Que un artículo se publique abierto a los libres comentarios de los lectores es una buena forma de democratizar la escritura. Pero la democracia, que casi todos consideramos el menos malo de los sistemas políticos realmente existentes (no de los soñados por el pensamiento utópico) también tiene sus problemas. En este caso uno de ellos es que esos foros abiertos suelen llenarse de banalidades, chabacanerías e insultos gratuitos. Ahora bien, cuando eso no ocurre (y felizmente no ha ocurrido en el caso que motiva esta reflexión, el artículo de María Cabré Solé «La estúpida idea de vivir de la escritura») las opiniones populares pueden convertirse en una espléndida muestra, estadísticamente significativa, de fenómenos psicosociales importantísimos.
El artículo de Cabré cuenta en tercera persona la historia de Natalia, que a los veintidós años acabó la carrera de Derecho con tanto éxito que recibió de inmediato varias ofertas de trabajo, una de las cuales suponía 25 200 euros anuales de entrada. La rechazó para entregarse en cuerpo y alma a su auténtica votación, la literatura. Se encerró, en condiciones precarias y tirando de sus escasos ahorros, a escribir su primera novela. Ocho años después no sabe cómo va a pagar la mensualidad de la habitación que ocupa en un piso compartido, amontona manuscritos que ninguna editorial acepta y escribe artículos literarios, de los que solo ha logrado publicar uno por el que recibió 60 euros. A las buenas palabras con que los editores se la quitan de encima se añaden los consejos que le dan los amigos: mantenerse fiel a la auténtica vocación, trabajar incansablemente hasta lograr el objetivo, no renunciar jamás a realizar su sueño.
Cuando decide rectificar descubre que sus conocimientos de Derecho están ya muy oxidados y ha pasado la ocasión de emprender ese camino. Recuerda entonces que García Márquez estuvo en una situación muy parecida y se entrega, una vez más, con apasionada desesperación a la escritura…
De los diecisiete comentarios que el relato recibió en Mercurio, los resultados fueron los siguientes: doce votos a favor del deseo, cero a favor de la realidad y cinco digresiones. El tono que se repite con ligeras variantes viene a decir: «Natalia, atrévete a desear y tu sueño, sea el que sea, lo verás cumplido». «Me encanta! Ánimo Natalia! Falta muy poco y cuando te descubran… ❤️».
Casi sin excepción los comentaristas dirigen sus opiniones directamente al personaje y no a la autora del texto, cayendo así en la identificación que todos los teóricos de la literatura rechazan y la mayor parte de los lectores asumen. De nada vale que María Cabré Solé haya querido distanciarse de su texto eligiendo para escribirlo la tercera persona y no, como habría podido hacer, la primera.
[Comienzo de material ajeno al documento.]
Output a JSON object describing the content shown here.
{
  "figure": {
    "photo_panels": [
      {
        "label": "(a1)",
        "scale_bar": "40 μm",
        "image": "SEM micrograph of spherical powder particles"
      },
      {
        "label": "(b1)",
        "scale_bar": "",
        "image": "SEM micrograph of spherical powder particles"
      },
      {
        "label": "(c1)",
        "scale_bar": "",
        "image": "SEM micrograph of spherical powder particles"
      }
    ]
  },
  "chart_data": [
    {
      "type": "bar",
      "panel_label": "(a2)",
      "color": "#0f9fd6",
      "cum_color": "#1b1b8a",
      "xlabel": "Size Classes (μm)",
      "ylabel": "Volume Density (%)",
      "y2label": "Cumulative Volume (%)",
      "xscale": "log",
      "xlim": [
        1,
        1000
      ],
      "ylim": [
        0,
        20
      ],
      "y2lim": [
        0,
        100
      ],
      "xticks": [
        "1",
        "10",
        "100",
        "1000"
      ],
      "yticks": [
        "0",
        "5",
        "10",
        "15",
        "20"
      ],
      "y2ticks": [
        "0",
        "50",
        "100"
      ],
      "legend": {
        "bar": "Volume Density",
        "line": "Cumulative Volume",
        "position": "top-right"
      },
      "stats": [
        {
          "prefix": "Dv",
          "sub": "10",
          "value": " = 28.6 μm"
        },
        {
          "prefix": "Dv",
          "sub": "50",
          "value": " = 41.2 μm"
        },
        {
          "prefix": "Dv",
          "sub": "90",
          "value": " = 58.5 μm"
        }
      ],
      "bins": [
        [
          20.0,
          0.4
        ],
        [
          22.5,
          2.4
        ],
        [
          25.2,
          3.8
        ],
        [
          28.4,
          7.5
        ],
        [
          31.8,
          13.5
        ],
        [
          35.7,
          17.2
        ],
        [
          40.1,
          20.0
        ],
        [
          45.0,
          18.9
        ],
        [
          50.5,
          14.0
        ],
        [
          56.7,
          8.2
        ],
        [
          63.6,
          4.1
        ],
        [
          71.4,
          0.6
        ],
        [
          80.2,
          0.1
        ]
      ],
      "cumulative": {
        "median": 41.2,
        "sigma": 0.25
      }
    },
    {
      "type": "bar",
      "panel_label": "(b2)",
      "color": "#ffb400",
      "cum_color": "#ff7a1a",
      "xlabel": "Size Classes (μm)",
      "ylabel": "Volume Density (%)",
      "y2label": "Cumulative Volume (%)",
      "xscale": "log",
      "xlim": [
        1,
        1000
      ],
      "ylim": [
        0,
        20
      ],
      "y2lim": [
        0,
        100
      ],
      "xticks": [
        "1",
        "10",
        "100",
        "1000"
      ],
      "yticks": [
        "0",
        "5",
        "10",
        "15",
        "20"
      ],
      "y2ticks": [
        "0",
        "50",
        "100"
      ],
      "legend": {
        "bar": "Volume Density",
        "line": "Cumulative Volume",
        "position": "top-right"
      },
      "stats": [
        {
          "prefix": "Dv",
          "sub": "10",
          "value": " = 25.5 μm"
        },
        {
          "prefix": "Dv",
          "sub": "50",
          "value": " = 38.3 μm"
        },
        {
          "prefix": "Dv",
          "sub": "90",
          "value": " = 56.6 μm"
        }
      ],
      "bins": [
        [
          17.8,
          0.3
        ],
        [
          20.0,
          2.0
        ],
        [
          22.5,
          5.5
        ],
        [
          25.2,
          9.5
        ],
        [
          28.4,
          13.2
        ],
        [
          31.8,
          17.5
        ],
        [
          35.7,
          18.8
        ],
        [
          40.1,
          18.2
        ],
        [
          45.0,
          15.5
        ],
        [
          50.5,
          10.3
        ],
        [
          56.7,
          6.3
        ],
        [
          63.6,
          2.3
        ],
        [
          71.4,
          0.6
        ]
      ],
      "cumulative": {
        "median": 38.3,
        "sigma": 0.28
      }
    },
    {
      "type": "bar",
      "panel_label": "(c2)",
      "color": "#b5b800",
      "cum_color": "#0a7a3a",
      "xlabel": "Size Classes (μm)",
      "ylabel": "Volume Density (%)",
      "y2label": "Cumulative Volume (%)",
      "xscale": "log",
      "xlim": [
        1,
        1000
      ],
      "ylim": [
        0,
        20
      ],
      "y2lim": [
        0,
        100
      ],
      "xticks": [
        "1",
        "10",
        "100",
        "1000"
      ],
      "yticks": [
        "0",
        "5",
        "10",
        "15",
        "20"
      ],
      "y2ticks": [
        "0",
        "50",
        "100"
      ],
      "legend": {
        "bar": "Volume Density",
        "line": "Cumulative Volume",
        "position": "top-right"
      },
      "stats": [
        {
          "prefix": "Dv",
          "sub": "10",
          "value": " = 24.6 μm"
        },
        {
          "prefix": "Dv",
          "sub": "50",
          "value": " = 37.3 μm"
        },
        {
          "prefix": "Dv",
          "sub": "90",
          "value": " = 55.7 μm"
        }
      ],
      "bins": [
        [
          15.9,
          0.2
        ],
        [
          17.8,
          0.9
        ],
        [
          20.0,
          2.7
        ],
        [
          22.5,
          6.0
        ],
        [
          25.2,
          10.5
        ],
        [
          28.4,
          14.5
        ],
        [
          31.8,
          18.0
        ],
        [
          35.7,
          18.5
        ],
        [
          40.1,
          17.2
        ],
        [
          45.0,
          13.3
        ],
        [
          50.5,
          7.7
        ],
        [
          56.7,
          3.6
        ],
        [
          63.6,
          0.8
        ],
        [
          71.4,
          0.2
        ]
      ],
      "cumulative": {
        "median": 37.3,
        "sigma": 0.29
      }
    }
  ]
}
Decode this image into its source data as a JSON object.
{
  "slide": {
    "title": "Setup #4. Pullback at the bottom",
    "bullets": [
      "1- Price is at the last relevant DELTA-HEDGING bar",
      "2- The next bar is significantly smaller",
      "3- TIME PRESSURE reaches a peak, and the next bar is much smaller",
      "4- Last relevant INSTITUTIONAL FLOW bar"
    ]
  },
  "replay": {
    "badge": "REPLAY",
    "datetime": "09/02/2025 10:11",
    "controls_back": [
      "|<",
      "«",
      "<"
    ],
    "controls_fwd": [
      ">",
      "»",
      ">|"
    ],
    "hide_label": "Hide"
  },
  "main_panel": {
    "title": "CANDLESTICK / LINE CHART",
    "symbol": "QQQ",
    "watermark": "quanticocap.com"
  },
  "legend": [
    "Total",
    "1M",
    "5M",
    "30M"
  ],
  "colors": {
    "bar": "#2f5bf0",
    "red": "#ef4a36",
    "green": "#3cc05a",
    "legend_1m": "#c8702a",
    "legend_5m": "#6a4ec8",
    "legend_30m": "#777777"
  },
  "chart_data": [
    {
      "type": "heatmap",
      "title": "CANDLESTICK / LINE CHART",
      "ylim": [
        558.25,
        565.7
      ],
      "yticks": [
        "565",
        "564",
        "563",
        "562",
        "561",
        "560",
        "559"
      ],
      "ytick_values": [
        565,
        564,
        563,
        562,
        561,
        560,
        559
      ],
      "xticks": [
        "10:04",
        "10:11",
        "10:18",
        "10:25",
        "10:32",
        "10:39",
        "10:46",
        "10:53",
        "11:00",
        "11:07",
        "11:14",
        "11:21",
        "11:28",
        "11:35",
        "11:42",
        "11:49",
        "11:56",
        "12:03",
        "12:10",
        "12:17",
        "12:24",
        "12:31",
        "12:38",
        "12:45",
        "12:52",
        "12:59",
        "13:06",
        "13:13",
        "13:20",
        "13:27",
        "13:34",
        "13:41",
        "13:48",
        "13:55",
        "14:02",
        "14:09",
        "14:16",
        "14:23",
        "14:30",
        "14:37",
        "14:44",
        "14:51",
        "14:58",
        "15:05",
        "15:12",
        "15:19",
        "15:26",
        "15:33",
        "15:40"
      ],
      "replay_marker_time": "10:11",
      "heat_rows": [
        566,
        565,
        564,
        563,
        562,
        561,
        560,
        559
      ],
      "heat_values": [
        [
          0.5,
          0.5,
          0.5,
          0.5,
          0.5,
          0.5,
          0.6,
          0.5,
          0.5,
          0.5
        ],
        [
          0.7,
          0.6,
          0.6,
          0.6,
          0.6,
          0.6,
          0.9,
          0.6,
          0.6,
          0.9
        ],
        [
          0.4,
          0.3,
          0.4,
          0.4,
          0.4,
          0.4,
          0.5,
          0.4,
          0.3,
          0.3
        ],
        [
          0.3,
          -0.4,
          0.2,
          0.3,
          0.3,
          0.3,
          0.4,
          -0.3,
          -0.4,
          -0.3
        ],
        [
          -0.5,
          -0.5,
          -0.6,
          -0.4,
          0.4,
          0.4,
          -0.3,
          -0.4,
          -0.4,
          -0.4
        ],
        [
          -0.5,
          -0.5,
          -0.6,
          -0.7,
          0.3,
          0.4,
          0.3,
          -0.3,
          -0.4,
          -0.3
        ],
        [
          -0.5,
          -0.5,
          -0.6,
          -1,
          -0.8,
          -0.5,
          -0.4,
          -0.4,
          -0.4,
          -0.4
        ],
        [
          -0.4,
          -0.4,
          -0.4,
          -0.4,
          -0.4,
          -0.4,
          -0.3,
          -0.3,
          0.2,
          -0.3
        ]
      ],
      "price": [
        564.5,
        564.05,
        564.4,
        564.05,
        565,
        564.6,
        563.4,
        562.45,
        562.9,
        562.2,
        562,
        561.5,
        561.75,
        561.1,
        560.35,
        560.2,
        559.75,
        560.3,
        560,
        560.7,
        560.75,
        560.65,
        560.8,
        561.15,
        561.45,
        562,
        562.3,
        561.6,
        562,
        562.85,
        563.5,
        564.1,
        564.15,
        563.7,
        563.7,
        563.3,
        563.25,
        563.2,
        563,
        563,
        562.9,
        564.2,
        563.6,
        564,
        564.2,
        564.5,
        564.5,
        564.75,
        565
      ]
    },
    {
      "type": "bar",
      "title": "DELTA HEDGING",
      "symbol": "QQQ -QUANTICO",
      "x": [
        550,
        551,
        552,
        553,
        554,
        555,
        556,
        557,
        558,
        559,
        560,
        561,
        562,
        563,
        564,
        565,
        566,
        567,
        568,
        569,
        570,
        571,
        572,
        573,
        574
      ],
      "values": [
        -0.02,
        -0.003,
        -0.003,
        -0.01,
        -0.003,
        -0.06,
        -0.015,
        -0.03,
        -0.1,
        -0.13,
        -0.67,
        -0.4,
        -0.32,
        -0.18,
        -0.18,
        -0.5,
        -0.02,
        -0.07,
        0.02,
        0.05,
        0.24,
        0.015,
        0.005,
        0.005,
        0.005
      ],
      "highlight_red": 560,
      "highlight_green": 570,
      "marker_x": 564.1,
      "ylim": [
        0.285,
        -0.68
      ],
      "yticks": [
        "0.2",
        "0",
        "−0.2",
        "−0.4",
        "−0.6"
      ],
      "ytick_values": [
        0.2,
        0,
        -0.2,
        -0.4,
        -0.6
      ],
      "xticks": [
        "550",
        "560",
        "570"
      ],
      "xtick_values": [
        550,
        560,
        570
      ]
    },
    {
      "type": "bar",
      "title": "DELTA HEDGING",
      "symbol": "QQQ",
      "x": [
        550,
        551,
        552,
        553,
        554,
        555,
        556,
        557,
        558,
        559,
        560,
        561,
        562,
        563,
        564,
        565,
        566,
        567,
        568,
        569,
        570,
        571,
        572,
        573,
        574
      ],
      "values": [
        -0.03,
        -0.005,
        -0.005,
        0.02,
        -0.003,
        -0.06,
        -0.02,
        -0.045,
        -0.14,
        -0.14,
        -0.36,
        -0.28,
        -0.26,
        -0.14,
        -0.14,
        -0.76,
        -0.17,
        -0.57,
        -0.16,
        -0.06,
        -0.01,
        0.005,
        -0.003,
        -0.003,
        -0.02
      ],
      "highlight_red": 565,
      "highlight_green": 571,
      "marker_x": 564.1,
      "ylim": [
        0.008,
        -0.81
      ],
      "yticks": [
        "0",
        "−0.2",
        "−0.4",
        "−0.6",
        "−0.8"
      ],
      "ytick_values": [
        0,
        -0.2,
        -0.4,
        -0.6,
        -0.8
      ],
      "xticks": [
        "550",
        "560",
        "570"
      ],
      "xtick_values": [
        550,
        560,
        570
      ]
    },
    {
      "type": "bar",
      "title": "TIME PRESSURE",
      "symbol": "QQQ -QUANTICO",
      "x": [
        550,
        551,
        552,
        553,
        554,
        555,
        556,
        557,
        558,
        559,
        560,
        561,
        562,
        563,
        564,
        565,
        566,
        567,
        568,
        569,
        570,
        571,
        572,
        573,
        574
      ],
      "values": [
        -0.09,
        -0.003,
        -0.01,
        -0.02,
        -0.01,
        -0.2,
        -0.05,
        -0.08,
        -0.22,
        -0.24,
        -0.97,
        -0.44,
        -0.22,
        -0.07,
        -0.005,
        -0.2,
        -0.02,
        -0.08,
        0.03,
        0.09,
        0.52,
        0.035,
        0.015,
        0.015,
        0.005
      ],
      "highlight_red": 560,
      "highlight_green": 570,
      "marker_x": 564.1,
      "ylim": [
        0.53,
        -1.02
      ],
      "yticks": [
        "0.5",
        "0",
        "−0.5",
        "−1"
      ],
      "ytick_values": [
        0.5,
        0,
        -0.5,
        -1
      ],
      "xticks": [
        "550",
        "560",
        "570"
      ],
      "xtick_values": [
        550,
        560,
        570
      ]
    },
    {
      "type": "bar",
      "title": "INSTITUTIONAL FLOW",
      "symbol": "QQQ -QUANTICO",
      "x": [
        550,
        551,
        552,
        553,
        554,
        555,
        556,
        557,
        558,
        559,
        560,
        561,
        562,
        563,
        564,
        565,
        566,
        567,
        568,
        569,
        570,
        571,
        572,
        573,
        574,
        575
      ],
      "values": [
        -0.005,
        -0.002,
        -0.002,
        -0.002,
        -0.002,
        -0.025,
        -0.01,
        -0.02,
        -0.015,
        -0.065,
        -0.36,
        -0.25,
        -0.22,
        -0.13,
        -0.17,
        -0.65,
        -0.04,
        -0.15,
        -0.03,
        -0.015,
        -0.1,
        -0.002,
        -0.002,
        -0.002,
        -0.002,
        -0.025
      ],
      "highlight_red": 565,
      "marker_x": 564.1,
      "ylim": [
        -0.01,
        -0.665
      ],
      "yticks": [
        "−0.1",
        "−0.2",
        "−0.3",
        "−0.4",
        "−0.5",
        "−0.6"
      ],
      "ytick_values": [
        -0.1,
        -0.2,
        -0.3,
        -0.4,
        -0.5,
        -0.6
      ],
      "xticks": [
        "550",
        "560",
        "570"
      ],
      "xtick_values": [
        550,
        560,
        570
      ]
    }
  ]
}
Tampoco sirve de nada que haya incluido varias pinceladas críticas: «La mentecata de Natalia ha ganado vivencias de todo tipo, eso hay que admitirlo, pero no sabe cómo pagará el alquiler del mes siguiente», o bien: «Sigue las palabras de Pavese y de Rilke y de los gurús actuales que insisten en eso de follow your dreams. Porque si de algo se quiere convencer Natalia es de que todo esfuerzo tiene siempre su recompensa». «Entonces la mentecata de Natalia se anima de nuevo, (…) y vuelve a lanzarse a la escritura con una sonrisa, convencida de que, como a todos los grandes, algún día la llamarán».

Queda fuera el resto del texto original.